I'm considering ordering one with no chance to try for size. I'm concerned about possible toe overlap. 

I'm currently on a Litespeed Ghisallo small, the top tube is 52.5 vs. 51.0 on the Diva. I would like the shorter tt, but have been on some small bikes before w/ terrible toe overlap. My LS has *almost* none. I can make the wheel hit my toe if I try real hard, but just barely.

What do you think? thanks.


----------



## Rollo Tommassi (Feb 5, 2004)

*700 or 650c?*

Frame that small, sometimes the builder goes down to 650c wheels - this can help with overlap. I looked on the Diva spec sheet and it doesn't say, ask your LBS?

Your LBS should be able to call their Orbea rep and get the answer for you.


----------



## litespeedchick (Sep 9, 2003)

Thanks, but I'm not interested in 650 wheels. 

Thanks for looking at the spec sheet. It doesn't give wheelbase measurement either. I have a call and an email into Orbea, no response yet.


----------



## mtpisgah (Jan 28, 2004)

*don't worry about it*

Unless you are doing a lot of slow turns in parking lots or track standing at stop lights, tire to toe overlap does not matter. I have it on my Madone, had it on my IF, my Dean, my Trek 2120 and my 600. It doesn't affect my riding, although the toes of my nice white shoes do get dirty sometimes.


----------



## janetaylor7 (Jan 18, 2007)

Your litespeed has almost none because it's a man's bike. The litespeed bella has ridiculous toe overlap - very poorly designed. The orbeas may have a little but it's nothing like the bella. The top tubes on the orbea diva are actually the same as the orca 48. It's the angle of the head tube and seat tubes that are less steep than the orca so the wheelbase is wider.

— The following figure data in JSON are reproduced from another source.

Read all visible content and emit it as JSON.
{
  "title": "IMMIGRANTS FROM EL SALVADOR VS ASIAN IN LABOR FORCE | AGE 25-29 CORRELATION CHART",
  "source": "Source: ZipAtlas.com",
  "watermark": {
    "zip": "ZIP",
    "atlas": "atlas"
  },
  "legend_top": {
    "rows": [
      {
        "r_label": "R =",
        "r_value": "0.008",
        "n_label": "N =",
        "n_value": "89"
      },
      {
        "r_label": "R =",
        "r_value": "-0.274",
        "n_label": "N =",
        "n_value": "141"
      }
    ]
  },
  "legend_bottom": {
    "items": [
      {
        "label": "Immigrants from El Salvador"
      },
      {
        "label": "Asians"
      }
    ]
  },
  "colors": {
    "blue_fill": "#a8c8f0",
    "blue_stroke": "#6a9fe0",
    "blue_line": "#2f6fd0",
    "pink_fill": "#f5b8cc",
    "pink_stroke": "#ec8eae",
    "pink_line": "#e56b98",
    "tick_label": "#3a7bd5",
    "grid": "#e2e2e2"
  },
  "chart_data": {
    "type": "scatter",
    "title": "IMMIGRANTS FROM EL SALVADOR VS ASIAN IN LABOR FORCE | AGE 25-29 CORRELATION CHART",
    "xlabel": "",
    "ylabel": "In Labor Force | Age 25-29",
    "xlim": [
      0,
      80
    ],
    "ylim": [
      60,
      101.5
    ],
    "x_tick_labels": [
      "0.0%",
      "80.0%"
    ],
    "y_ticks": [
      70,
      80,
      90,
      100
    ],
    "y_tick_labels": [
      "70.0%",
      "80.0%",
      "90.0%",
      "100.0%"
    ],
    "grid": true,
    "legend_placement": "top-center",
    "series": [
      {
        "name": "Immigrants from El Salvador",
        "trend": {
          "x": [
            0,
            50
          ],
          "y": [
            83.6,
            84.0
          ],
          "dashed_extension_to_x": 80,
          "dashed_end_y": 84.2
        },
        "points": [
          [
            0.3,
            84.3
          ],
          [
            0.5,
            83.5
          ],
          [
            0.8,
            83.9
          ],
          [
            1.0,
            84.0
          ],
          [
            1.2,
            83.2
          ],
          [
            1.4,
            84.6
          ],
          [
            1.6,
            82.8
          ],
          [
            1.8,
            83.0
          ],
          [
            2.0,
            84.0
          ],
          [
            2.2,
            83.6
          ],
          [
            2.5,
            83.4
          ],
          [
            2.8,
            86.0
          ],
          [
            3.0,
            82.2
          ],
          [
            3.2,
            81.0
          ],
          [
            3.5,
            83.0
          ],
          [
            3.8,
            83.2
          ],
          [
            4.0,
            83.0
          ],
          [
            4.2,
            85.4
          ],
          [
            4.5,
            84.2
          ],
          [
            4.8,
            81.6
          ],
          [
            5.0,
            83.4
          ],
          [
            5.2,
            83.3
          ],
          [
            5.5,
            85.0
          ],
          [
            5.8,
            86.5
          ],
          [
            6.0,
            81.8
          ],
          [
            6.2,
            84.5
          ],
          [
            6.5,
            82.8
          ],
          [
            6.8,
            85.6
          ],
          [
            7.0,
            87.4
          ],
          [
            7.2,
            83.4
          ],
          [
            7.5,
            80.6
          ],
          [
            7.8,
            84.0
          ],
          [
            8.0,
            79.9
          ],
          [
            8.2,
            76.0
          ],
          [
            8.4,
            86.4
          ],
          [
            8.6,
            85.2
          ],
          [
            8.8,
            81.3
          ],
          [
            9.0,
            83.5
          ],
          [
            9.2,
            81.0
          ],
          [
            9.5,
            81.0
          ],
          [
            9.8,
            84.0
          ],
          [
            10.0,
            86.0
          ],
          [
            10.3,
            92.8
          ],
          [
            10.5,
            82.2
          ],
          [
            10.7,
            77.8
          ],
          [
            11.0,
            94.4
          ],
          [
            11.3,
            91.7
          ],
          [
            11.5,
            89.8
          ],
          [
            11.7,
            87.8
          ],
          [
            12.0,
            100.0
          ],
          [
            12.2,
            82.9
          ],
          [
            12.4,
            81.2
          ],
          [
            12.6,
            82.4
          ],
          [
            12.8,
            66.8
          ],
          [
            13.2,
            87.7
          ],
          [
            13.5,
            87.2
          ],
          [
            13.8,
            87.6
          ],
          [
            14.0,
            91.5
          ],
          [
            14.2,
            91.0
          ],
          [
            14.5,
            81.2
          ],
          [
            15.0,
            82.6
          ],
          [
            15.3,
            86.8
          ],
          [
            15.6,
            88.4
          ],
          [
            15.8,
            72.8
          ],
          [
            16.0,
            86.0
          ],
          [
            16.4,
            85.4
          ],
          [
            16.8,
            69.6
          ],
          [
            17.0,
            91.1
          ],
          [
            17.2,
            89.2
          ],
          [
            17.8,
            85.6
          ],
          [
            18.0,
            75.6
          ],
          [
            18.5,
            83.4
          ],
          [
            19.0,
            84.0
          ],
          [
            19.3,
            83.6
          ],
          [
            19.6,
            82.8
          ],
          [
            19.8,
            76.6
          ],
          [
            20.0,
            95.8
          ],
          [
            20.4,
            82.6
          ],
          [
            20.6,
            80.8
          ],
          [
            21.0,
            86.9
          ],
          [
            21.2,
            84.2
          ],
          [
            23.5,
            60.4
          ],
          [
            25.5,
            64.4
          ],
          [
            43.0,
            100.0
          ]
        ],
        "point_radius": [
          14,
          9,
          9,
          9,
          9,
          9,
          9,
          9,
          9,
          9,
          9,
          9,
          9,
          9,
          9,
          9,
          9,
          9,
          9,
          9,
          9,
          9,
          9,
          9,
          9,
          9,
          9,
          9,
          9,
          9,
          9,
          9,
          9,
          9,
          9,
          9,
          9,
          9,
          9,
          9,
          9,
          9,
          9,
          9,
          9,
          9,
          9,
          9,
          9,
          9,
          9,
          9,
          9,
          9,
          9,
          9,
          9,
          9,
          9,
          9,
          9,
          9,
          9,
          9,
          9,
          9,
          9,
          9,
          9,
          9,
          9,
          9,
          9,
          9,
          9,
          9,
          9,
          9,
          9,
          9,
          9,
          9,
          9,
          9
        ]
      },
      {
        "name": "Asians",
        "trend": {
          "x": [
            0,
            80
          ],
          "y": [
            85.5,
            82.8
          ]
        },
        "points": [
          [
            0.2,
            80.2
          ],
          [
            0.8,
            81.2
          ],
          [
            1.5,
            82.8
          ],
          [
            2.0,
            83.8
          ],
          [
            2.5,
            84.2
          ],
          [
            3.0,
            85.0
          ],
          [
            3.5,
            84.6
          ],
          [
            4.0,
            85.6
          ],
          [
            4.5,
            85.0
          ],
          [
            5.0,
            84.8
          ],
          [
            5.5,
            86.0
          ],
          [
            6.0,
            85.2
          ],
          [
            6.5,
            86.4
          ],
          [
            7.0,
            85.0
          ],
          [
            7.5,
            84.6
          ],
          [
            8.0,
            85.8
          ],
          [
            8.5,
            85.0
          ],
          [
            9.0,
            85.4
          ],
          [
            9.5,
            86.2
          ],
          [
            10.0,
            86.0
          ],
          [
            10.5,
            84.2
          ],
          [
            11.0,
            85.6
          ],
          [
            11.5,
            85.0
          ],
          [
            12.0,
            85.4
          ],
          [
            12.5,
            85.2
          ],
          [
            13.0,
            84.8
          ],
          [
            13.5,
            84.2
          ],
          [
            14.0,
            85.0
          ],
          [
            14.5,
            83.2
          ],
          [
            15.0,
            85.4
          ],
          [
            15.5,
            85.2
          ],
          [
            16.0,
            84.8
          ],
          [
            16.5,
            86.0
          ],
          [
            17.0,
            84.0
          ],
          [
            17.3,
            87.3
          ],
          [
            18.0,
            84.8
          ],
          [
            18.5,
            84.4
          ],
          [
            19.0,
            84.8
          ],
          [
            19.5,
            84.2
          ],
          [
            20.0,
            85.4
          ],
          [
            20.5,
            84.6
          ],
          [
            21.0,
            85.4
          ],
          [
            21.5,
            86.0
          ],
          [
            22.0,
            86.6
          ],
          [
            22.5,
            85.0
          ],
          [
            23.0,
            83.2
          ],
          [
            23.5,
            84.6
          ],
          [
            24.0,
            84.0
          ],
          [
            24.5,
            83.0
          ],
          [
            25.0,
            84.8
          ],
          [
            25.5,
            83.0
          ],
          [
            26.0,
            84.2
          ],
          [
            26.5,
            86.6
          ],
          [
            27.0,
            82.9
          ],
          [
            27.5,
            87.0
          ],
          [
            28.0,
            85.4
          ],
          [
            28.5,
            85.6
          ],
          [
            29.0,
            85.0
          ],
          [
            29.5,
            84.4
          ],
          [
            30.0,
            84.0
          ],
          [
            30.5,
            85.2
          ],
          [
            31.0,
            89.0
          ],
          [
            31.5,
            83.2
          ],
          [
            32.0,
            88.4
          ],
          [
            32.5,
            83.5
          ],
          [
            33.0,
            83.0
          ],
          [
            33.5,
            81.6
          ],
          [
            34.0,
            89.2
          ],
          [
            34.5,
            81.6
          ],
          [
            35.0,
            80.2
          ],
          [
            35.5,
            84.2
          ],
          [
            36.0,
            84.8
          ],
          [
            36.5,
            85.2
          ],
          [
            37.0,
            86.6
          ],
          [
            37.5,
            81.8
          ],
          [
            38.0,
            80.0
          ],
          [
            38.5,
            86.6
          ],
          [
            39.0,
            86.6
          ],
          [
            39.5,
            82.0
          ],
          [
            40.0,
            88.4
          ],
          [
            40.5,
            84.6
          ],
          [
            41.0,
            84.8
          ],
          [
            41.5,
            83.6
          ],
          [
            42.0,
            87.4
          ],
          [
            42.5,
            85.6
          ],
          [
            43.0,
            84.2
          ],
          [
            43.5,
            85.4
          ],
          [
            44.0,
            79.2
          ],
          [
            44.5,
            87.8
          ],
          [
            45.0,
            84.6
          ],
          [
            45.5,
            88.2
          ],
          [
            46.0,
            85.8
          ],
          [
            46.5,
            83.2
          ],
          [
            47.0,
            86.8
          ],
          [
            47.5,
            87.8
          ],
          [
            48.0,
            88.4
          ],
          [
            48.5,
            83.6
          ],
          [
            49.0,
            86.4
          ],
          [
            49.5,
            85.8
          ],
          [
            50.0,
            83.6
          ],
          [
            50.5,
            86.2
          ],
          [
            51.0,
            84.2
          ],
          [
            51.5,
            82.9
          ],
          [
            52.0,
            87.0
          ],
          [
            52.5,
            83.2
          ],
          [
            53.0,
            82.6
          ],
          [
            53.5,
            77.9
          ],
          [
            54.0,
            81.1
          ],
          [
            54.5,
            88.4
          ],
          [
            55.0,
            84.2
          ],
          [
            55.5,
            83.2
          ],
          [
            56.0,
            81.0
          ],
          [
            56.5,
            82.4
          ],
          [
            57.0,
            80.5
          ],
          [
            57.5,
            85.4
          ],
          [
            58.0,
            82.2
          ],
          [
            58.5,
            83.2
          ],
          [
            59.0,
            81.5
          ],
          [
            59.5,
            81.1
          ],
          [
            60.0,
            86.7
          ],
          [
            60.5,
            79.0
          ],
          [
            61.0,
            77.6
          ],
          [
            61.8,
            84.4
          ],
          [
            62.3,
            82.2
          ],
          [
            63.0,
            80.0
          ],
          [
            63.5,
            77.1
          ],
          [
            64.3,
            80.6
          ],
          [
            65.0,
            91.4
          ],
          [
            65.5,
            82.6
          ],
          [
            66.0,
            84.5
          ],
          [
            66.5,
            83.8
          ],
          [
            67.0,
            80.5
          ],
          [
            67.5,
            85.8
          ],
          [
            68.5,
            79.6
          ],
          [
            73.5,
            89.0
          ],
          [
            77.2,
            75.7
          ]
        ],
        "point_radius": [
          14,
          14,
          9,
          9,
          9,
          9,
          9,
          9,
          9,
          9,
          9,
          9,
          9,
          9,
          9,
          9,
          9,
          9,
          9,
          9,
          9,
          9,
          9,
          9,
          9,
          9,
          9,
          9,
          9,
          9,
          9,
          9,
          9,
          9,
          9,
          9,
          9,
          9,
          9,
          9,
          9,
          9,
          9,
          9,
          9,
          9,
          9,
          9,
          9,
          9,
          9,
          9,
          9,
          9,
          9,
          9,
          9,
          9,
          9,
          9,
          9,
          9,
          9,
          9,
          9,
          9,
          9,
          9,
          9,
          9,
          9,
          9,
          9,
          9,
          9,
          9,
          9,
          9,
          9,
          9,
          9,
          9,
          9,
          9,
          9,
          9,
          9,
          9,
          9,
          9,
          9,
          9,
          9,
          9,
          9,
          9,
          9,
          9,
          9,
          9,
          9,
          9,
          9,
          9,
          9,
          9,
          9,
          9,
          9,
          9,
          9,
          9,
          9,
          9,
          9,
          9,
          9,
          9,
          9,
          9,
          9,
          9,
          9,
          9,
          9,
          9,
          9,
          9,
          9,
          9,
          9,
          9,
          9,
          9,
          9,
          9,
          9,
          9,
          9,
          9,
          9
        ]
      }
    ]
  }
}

As a commuter I have to say that toe overlap does matter. It's the times when I snaking through stalled traffic and making turns at slow speed that I'm concerned about. If I hit my tire when I'm clipped in in that situation I will go down and I will be run over. My guess is that with the diva I'll be clipping myself out a lot more. And of course with the swanky frame I'll be a lot more careful anyways. 

I would never buy a bike without trying a frame with similar geometry. Especially an orbea because their women's bikes are not designed like anyone elses. If you can find any orbea 49 women's bike it will have the exact same geometry- they've been making them the same for years. Maybe you can borrow someone's?


----------



## edmundtan (Dec 12, 2001)

litespeedchick said:


> Thanks, but I'm not interested in 650 wheels.
> 
> Thanks for looking at the spec sheet. It doesn't give wheelbase measurement either. I have a call and an email into Orbea, no response yet.


The Diva in size 49 has a wheelbase of 970cm. The measurement from center of BB to front wheel axle is 575cm

Ref: https://www.orbea.com/upload/cuadros_geometrias/diva_g.gif


----------



## fire262 (Aug 29, 2006)

*If you need*

I have 650c Mavic new in Box elites, my wife changed her mind on wheels.


----------